Friday, February 06, 2009

Portuguese Sweet Bread

Bread making is truly an art.  One that I have only just begun to explore.   This is another recipe from the "Bread Baker's Apprentice".   It is somewhat similar to the sweetness and softness of Hawaiian bread.  Looking at the recipe you might feel it may be difficult, but it really is much simpler than it looks.  One thing it does require like most yeast breads is time.  This one from start to finish including 90 minutes of cooling takes approximately 9 hours so start it early in the day if you plan to have it with dinner.

Makes 2  1-pound loaves


1/2 cup unbleached bread flour
1 tablespoon sugar
2-1/4  teaspoons instant yeast
1/2 cup water, at room temperature


6 tablespoons sugar
1 teaspoon salt
1/4 cup powdered milk
2 tablespoons unsalted butter, at room temperature
2 tablespoons vegetable shortening
2 large eggs
1 teaspoon lemon extract
1 teaspoon orange extract
1 teaspoon vanilla extract
3 cups unbleached bread flour
about 6 tablespoons water, at room temperature

Egg Wash

1 egg, whisked with one teaspoon water until frothy

1. To make the sponge, stir together the flour, sugar, and yeast in a small bowl.  Add water and stir until all the ingredient are hydrated and make a smooth batter.  Cover the bowl with plastic wrap and ferment at room temperature for 60 - 90 minutes, or until the sponge gets foamy and seems on the verge of collapse. 

2.  To make the dough, combine the sugar, salt, powdered milk, butter and shortening in a 4- quart mixing bowl (or the bowl of an electric mixer).  Cream together with a sturdy spoon (or the paddle attachment of your stand mixer) until smooth, then mix in the eggs and the extracts.  Knead by hand (or switch to the dough hook attachment) and mix in the sponge and the flour.  Add the water, as needed, to make a very soft dough.  The finished dough should be very supple and soft, easy to knead, and not wet or sticky.  It will take 10-12 minutes with the electric mixer and close to 15 minutes by hand to achieve this consistency.  Lightly oil a large bowl and transfer the dough to the bowl, rolling it around to coat it with oil.  Cover the bowl with plastic wrap.

3.  Ferment  at room temperature for approximately 2 hours , or until dough doubles in size. 

4.  Remove the dough from the bowl and divide it into 2 equal pieces.  Form each of the pieces into a *boule shape (round).  Lightly oil two 9- inch pie pans and place 1 boule, seam side down in each pan.  Mist the dough with spray oil and loosely cover the pans with plastic wrap.

5.  Proof at room temperature for 2-3 hours, or until the dough fills the pans fully, doubling in size and overlapping the edges slightly.  (if you only want 1 loaf, you may retard the second in the refrigerator for 1 day, although it will take 4-5 hours to proof after it comes out of the refrigerator. )
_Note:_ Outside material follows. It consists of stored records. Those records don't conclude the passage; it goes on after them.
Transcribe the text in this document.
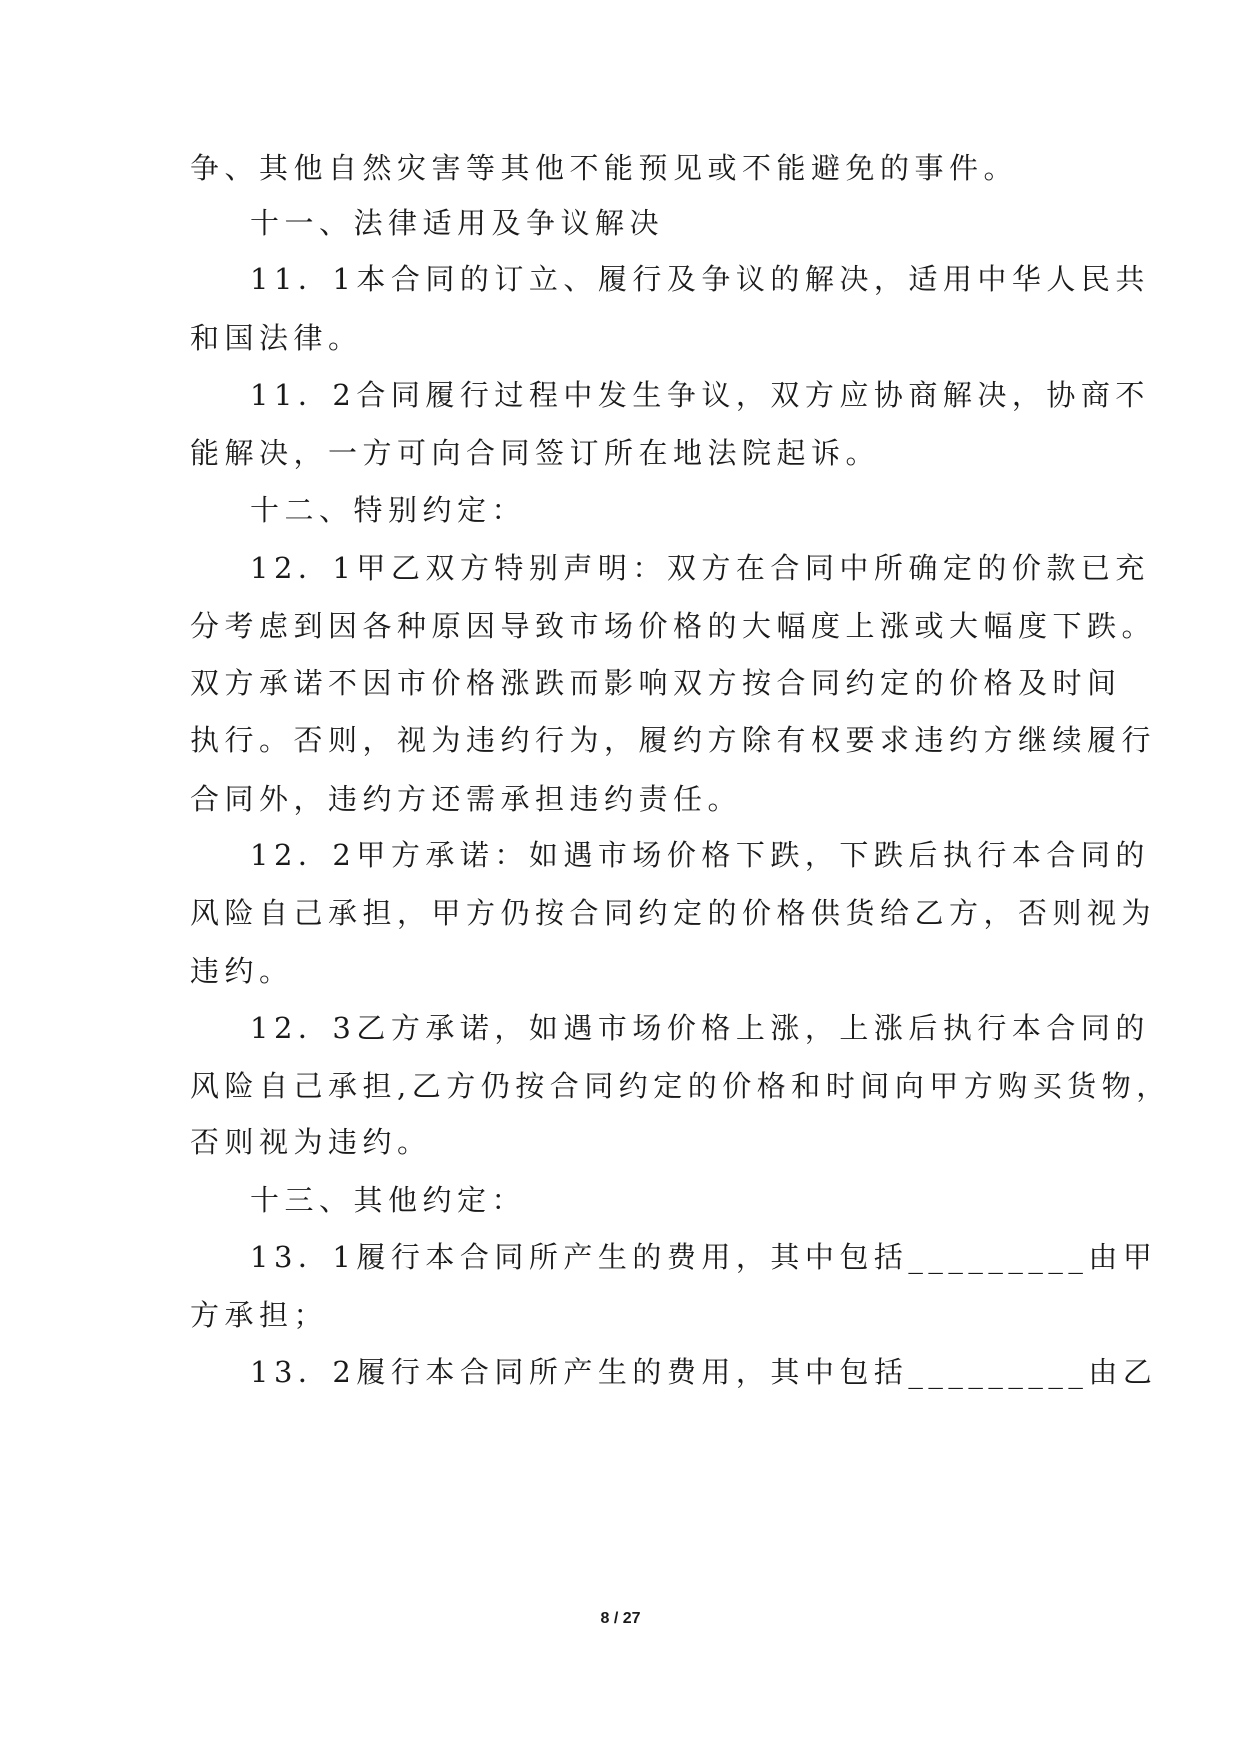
争、其他自然灾害等其他不能预见或不能避免的事件。
十一、法律适用及争议解决
11．1本合同的订立、履行及争议的解决，适用中华人民共
和国法律。
11．2合同履行过程中发生争议，双方应协商解决，协商不
能解决，一方可向合同签订所在地法院起诉。
十二、特别约定：
12．1甲乙双方特别声明：双方在合同中所确定的价款已充
分考虑到因各种原因导致市场价格的大幅度上涨或大幅度下跌。
双方承诺不因市价格涨跌而影响双方按合同约定的价格及时间
执行。否则，视为违约行为，履约方除有权要求违约方继续履行
合同外，违约方还需承担违约责任。
12．2甲方承诺：如遇市场价格下跌，下跌后执行本合同的
风险自己承担，甲方仍按合同约定的价格供货给乙方，否则视为
违约。
12．3乙方承诺，如遇市场价格上涨，上涨后执行本合同的
风险自己承担,乙方仍按合同约定的价格和时间向甲方购买货物，
否则视为违约。
十三、其他约定：
13．1履行本合同所产生的费用，其中包括_________由甲
方承担；
13．2履行本合同所产生的费用，其中包括_________由乙
8 / 27
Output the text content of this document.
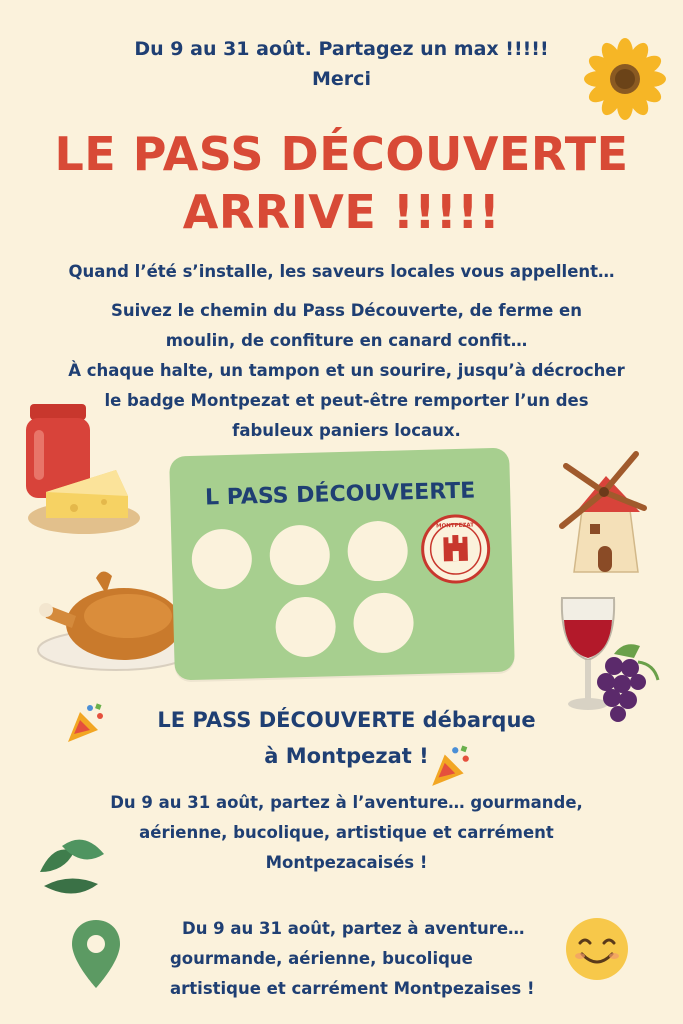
Du 9 au 31 août. Partagez un max !!!!!
Merci
LE PASS DÉCOUVERTE
ARRIVE !!!!!
Quand l’été s’installe, les saveurs locales vous appellent…
Suivez le chemin du Pass Découverte, de ferme en
moulin, de confiture en canard confit…
À chaque halte, un tampon et un sourire, jusqu’à décrocher
le badge Montpezat et peut-être remporter l’un des
fabuleux paniers locaux.
L PASS DÉCOUVEERTE
MONTPEZAT
LE PASS DÉCOUVERTE débarque
à Montpezat !
Du 9 au 31 août, partez à l’aventure… gourmande,
aérienne, bucolique, artistique et carrément
Montpezacaisés !
Du 9 au 31 août, partez à aventure…
gourmande, aérienne, bucolique
artistique et carrément Montpezaises !
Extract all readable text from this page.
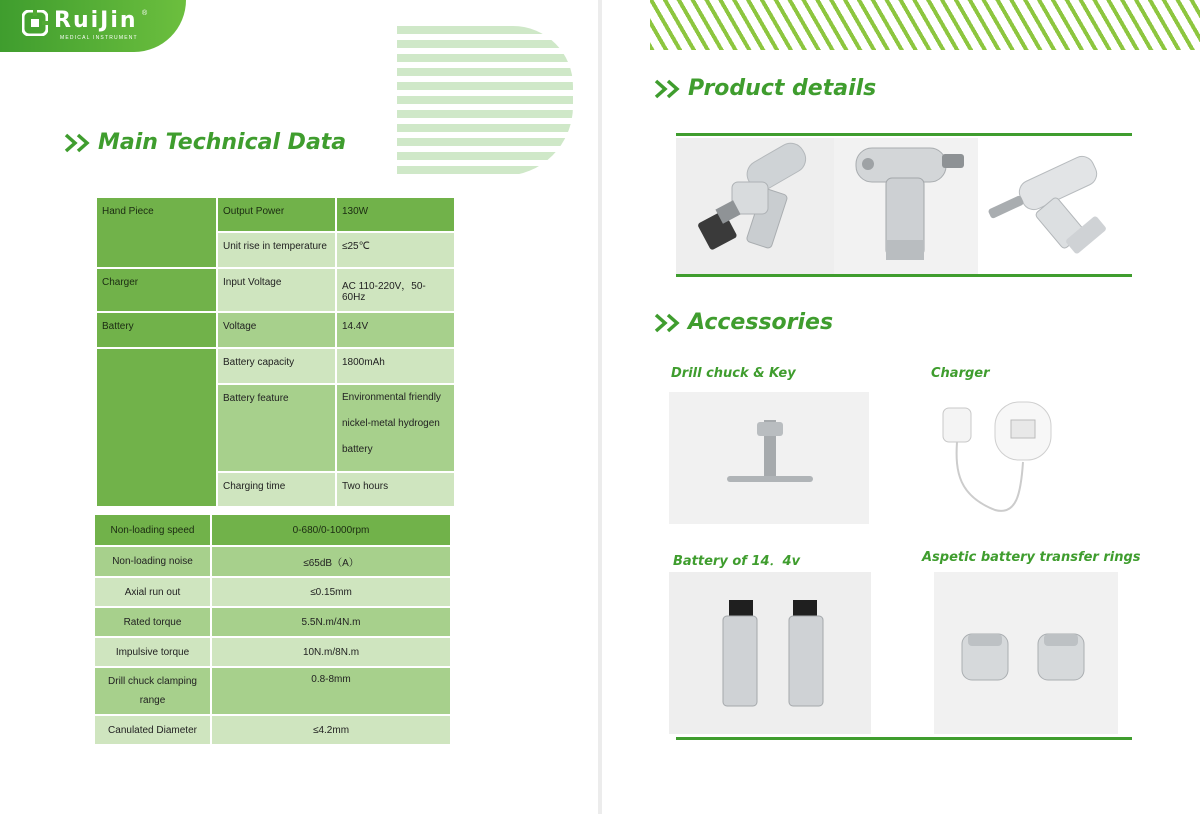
RuiJin ®
MEDICAL INSTRUMENT
Main Technical Data
Hand Piece	Output Power	130W
	Unit rise in temperature	≤25℃
Charger	Input Voltage	AC 110-220V，50-60Hz
Battery	Voltage	14.4V
	Battery capacity	1800mAh
	Battery feature	Environmental friendly
nickel-metal hydrogen
battery

	Charging time	Two hours
Non-loading speed	0-680/0-1000rpm
Non-loading noise	≤65dB（A）
Axial run out	≤0.15mm
Rated torque	5.5N.m/4N.m
Impulsive torque	10N.m/8N.m

Drill chuck clamping
range	0.8-8mm
Canulated Diameter	≤4.2mm
Product details
Accessories
Drill chuck & Key	Charger
Battery of 14．4v	Aspetic battery transfer rings
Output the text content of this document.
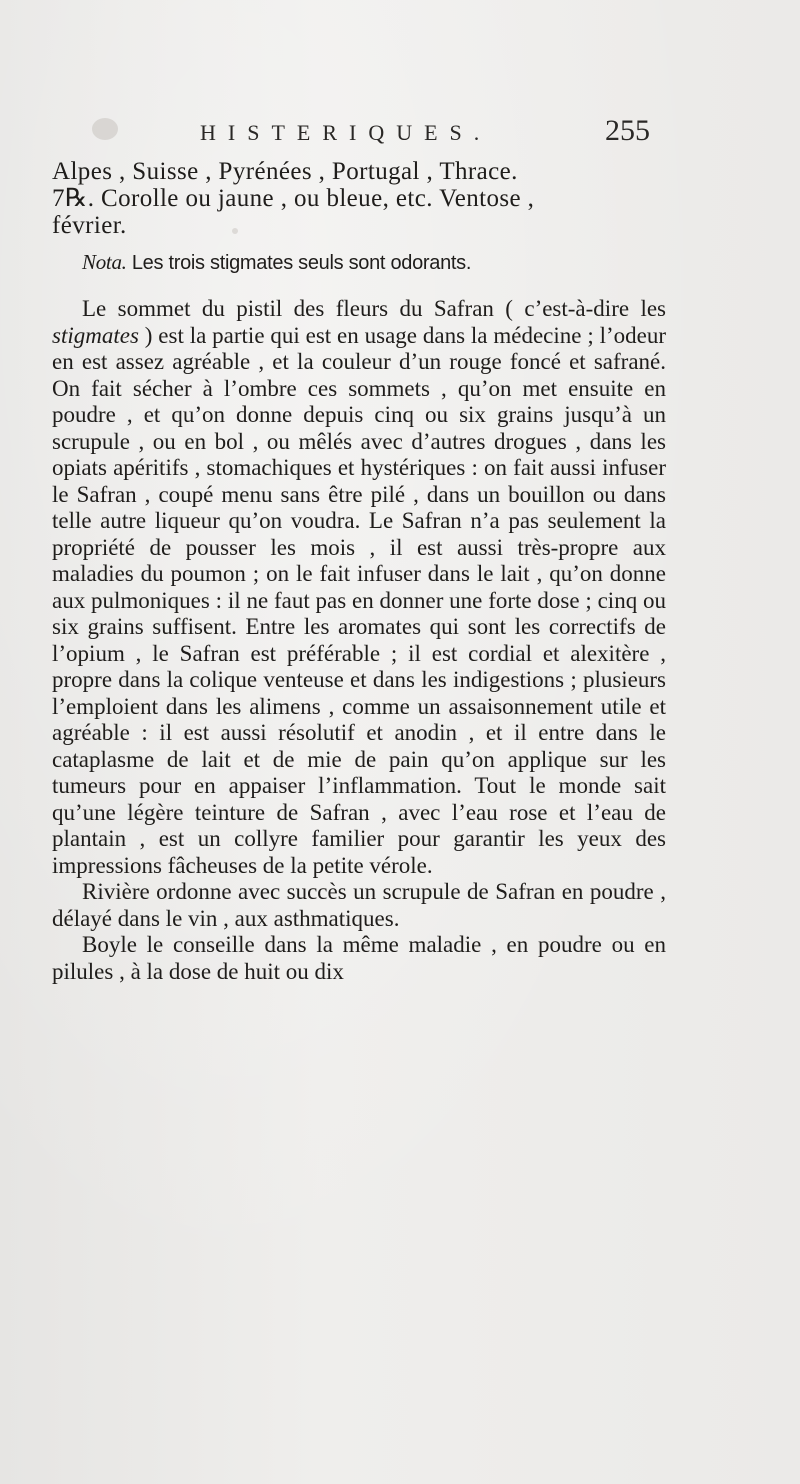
HISTERIQUES.	255

Alpes , Suisse , Pyrénées , Portugal , Thrace.
7℞. Corolle ou jaune , ou bleue, etc. Ventose ,
février.

Nota. Les trois stigmates seuls sont odorants.

Le sommet du pistil des fleurs du Safran ( c’est-à-dire les stigmates ) est la partie qui est en usage dans la médecine ; l’odeur en est assez agréable , et la couleur d’un rouge foncé et safrané. On fait sécher à l’ombre ces sommets , qu’on met ensuite en poudre , et qu’on donne depuis cinq ou six grains jusqu’à un scrupule , ou en bol , ou mêlés avec d’autres drogues , dans les opiats apéritifs , stomachiques et hystériques : on fait aussi infuser le Safran , coupé menu sans être pilé , dans un bouillon ou dans telle autre liqueur qu’on voudra. Le Safran n’a pas seulement la propriété de pousser les mois , il est aussi très-propre aux maladies du poumon ; on le fait infuser dans le lait , qu’on donne aux pulmoniques : il ne faut pas en donner une forte dose ; cinq ou six grains suffisent. Entre les aromates qui sont les correctifs de l’opium , le Safran est préférable ; il est cordial et alexitère , propre dans la colique venteuse et dans les indigestions ; plusieurs l’emploient dans les alimens , comme un assaisonnement utile et agréable : il est aussi résolutif et anodin , et il entre dans le cataplasme de lait et de mie de pain qu’on applique sur les tumeurs pour en appaiser l’inflammation. Tout le monde sait qu’une légère teinture de Safran , avec l’eau rose et l’eau de plantain , est un collyre familier pour garantir les yeux des impressions fâcheuses de la petite vérole.

Rivière ordonne avec succès un scrupule de Safran en poudre , délayé dans le vin , aux asthmatiques.

Boyle le conseille dans la même maladie , en poudre ou en pilules , à la dose de huit ou dix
6.  Very gently brush the loaves with the egg wash.  Preheat the oven to 350 F with the oven rack on the middle shelf. 

7.  Bake the loaves for 50-60 minutes, after 30 minutes check the loaves and rotate 180 degrees, for even baking.  Because of the high amount of sugar, the dough will brown very quickly, but don't be fooled into thinking it is done.  It will get darker as he center gradually catches up with the outside, but it will not burn.  The final color will be a rich mahogany brown.

8.  Remove the bread from the pie pans and place on a rack and cool.  the bread will soften as it cools, resulting in a very soft, squishy loaf.  Allow the bread to cool for at least 90 minutes. before slicing. or serving. 

(A) Gather the dough to form a ball.  (B) to create surface tension, stretch the outside of the dough into an oblong, being careful not to squeeze out the gas trapped in the dough anymore than necessary.  (C) Repeat this stretching motion, bringing the opposite ends together to make a ball.  Tighten the surface tension by pinching to seal the bottom of the dough where the creases converge.  (D)  Set the boules aside for proofing or to rest for further shaping.